Being at the Center

Roger Peng
2018-09-07

Hilary Parker and I just released part 2 of our book club discussion of Nigel Cross’s book Design Thinking and it centers around a profile of designer Gordan Murray, who spent his career designing Formula One race cars. One of the aspects of his job as a designer is taking a “systems approach” to solving problems. Coupled with that approach is his role in balancing the various priorities of members of his team. He describes himself as both dictator and diplomat in doing this aspect of the job.

When designing a complex object like a race car, there will be many people contributing who have specific expertise. It is their job to focus on what they think is the highest priority, but it is the designer’s job to put the whole car together and, on the way, raise some priorities and lower other priorities. The designer is at the center of activity and must have good relationships with every member of the team in order for everything to come together on time and on budget.

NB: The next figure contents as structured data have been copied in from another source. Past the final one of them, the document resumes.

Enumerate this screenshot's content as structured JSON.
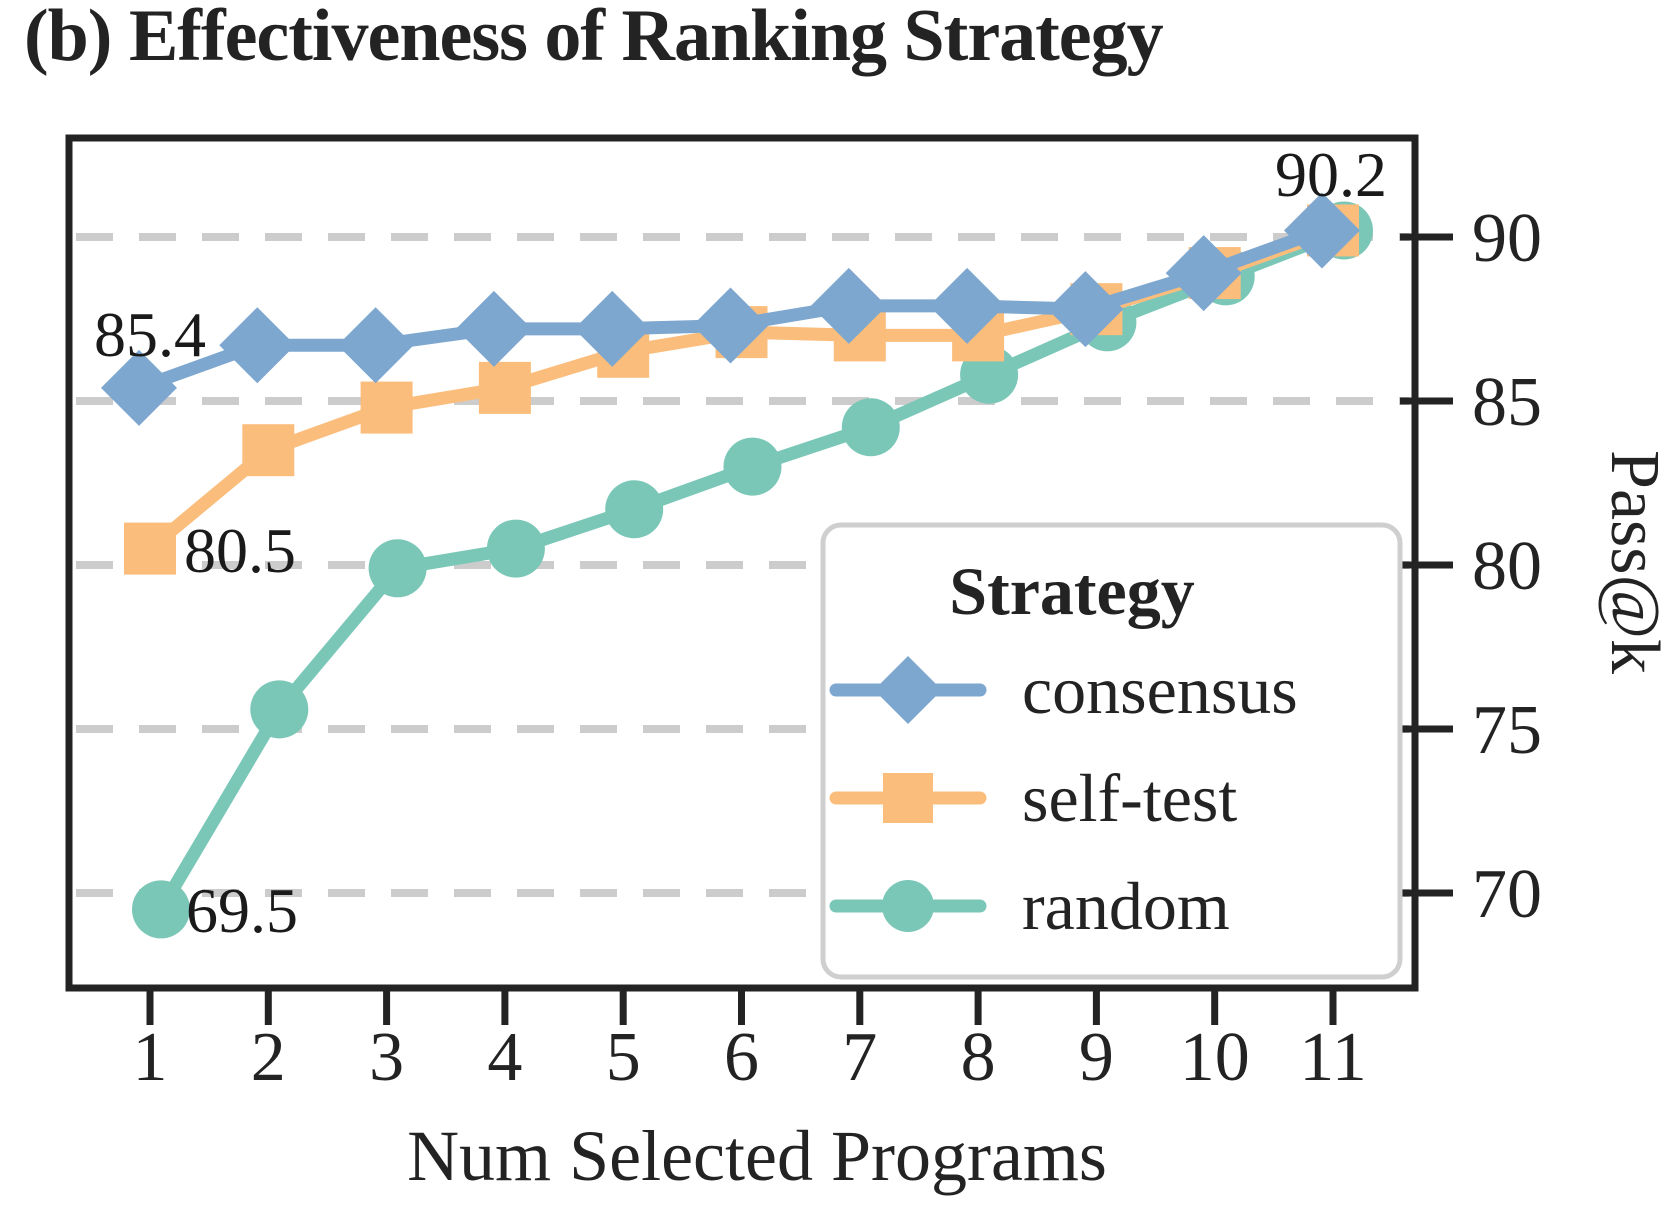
{
  "title": "(b) Effectiveness of Ranking Strategy",
  "axes": {
    "xlabel": "Num Selected Programs",
    "ylabel": "Pass@k",
    "xtick_labels": [
      "1",
      "2",
      "3",
      "4",
      "5",
      "6",
      "7",
      "8",
      "9",
      "10",
      "11"
    ],
    "ytick_labels": [
      "90",
      "85",
      "80",
      "75",
      "70"
    ]
  },
  "legend": {
    "title": "Strategy",
    "items": [
      {
        "label": "consensus",
        "marker": "diamond-icon"
      },
      {
        "label": "self-test",
        "marker": "square-icon"
      },
      {
        "label": "random",
        "marker": "circle-icon"
      }
    ]
  },
  "colors": {
    "consensus": "#7DA7CF",
    "self_test": "#FBBD7C",
    "random": "#7AC7B8",
    "grid": "#CCCCCC",
    "axis": "#232323",
    "legend_border": "#CFCFCF",
    "text": "#232323"
  },
  "chart_data": {
    "type": "line",
    "x": [
      1,
      2,
      3,
      4,
      5,
      6,
      7,
      8,
      9,
      10,
      11
    ],
    "xlabel": "Num Selected Programs",
    "ylabel": "Pass@k",
    "xlim": [
      0.3,
      11.7
    ],
    "ylim": [
      67.1,
      93.1
    ],
    "yticks": [
      90,
      85,
      80,
      75,
      70
    ],
    "grid": "horizontal-dashed",
    "legend_position": "lower right",
    "legend_title": "Strategy",
    "series": [
      {
        "name": "consensus",
        "marker": "diamond",
        "color": "#7DA7CF",
        "values": [
          85.4,
          86.7,
          86.7,
          87.2,
          87.2,
          87.3,
          87.9,
          87.9,
          87.8,
          88.9,
          90.2
        ]
      },
      {
        "name": "self-test",
        "marker": "square",
        "color": "#FBBD7C",
        "values": [
          80.5,
          83.5,
          84.8,
          85.4,
          86.5,
          87.1,
          87.0,
          87.0,
          87.8,
          88.9,
          90.2
        ]
      },
      {
        "name": "random",
        "marker": "circle",
        "color": "#7AC7B8",
        "values": [
          69.5,
          75.6,
          79.9,
          80.5,
          81.7,
          83.0,
          84.2,
          85.8,
          87.4,
          88.8,
          90.2
        ]
      }
    ],
    "annotations": [
      {
        "text": "85.4",
        "series": "consensus",
        "x": 1
      },
      {
        "text": "80.5",
        "series": "self-test",
        "x": 1
      },
      {
        "text": "69.5",
        "series": "random",
        "x": 1
      },
      {
        "text": "90.2",
        "series": "consensus",
        "x": 11
      }
    ]
  }
}
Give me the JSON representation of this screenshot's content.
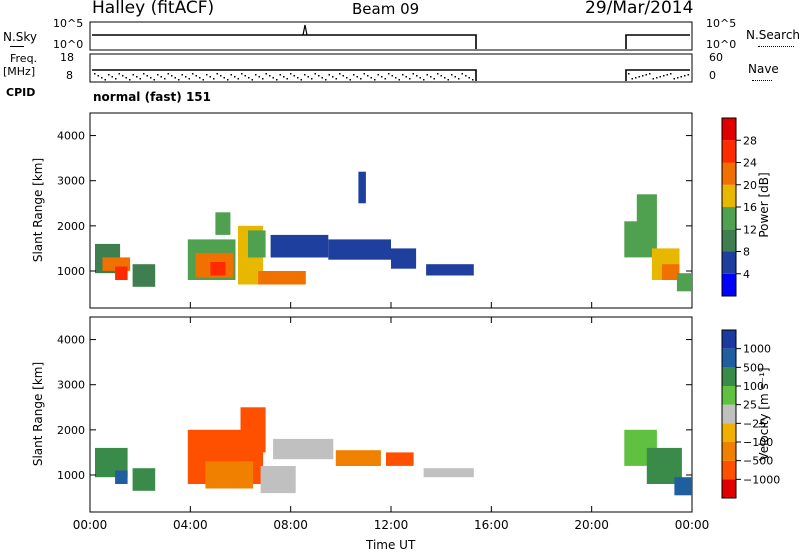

Data Analyst at the Center

A mentor once told me that in any large-ish coordinated scientific collaboration there will usually be regular meetings to discuss the data collection, data analysis, or both. Basically, a meeting to discuss data. And that these meetings, over time, tend to become the most important and influential meetings of the entire collaboration. It makes sense: Science is ultimately about the data and any productivity that results from the collaboration will be a function of the data collected. My mentor’s implication was that as a statistician directing the analyses of the group, these data meetings were an important place to be.

I have been in a few collaborations of this nature (both small and large) and can echo the advice that I got. The data-related meetings tend to be the most interesting and often are where people get most animated and excited. For scientific collaborations, that is in fact where the “action” occurs. As a result, it’s important that the data analyst running the analyses know what their job is.

If these meetings are about data analysis, then it’s important to realize that the product that the group is developing is the data analysis. As such, the data analyst should play the role of designer. Too often, I see analysts playing a minor role in these kinds of meetings because it’s their job to “just run the models”. Usually, this is not their fault. Meetings like this tend to be populated with large egos, high-level professors, principal investigators, and the like. The data analyst is often a staff member for the team or a junior faculty, so comparatively “low ranked”. It can be difficult to even speak up in these meetings, much less direct them.

However, I think it’s essential that the data analyst be at the center of a meeting about data analysis. The reason is simply that they are in the best position to balance the priorities of the collaboration. Because they are closest to the data, they have the best sense of what information and evidence exists in the data and, perhaps more importantly, what is not available in the data. Investigators will often have assumptions about what might be possible and perhaps what they would like to achieve, but these things may or may not be supported by the data.

It’s common that different investigators have very different priorities. One investigator wants to publish a paper as quickly as possible (perhaps they are a junior faculty that needs to publish papers or they know there is a competitor doing the same research). Another wants to run lots of models and explore the data more. Yet another thinks that there’s nothing worth publishing here and yet another wants to wait and collect more data. And there’s always one investigator who wants to “rethink the entire scientific question”. There’s no one thing to be done here, but the analyst is often the only one who can mediate all these conflicts.

What happens in these situations is a kind of “statistical horse trading”. You want a paper published quickly? Then we’ll have to use this really fast method that requires stronger assumptions and therefore weakens the conclusions. If you want to collect more data, maybe we design the analytic pipeline in such manner that we can analyze what we have now and then easily incorporate the new data when it arrives. If there’s no time or money for getting more data, we can use this other model that attempts to use a proxy for that data (again, more assumptions, but maybe reasonable ones).

Managing these types of negotiations can be difficult because people naturally want to have “all the things”. The data analyst has to figure out the relative ordering of priorities from the various parties involved. There’s no magical one-liner that you can say to convince people of what to do. It’s an iterative process with lots of discussion and trust-building. Frankly, it doesn’t always work.

The analyst, as the designer of the ultimate product, the data analysis, must think of solutions that can balance all the priorities in different ways. There isn’t always a solution that threads the needle and makes everyone happy or satisfied. But a well-functioning team can recognize that and move forward with an analysis and produce something useful.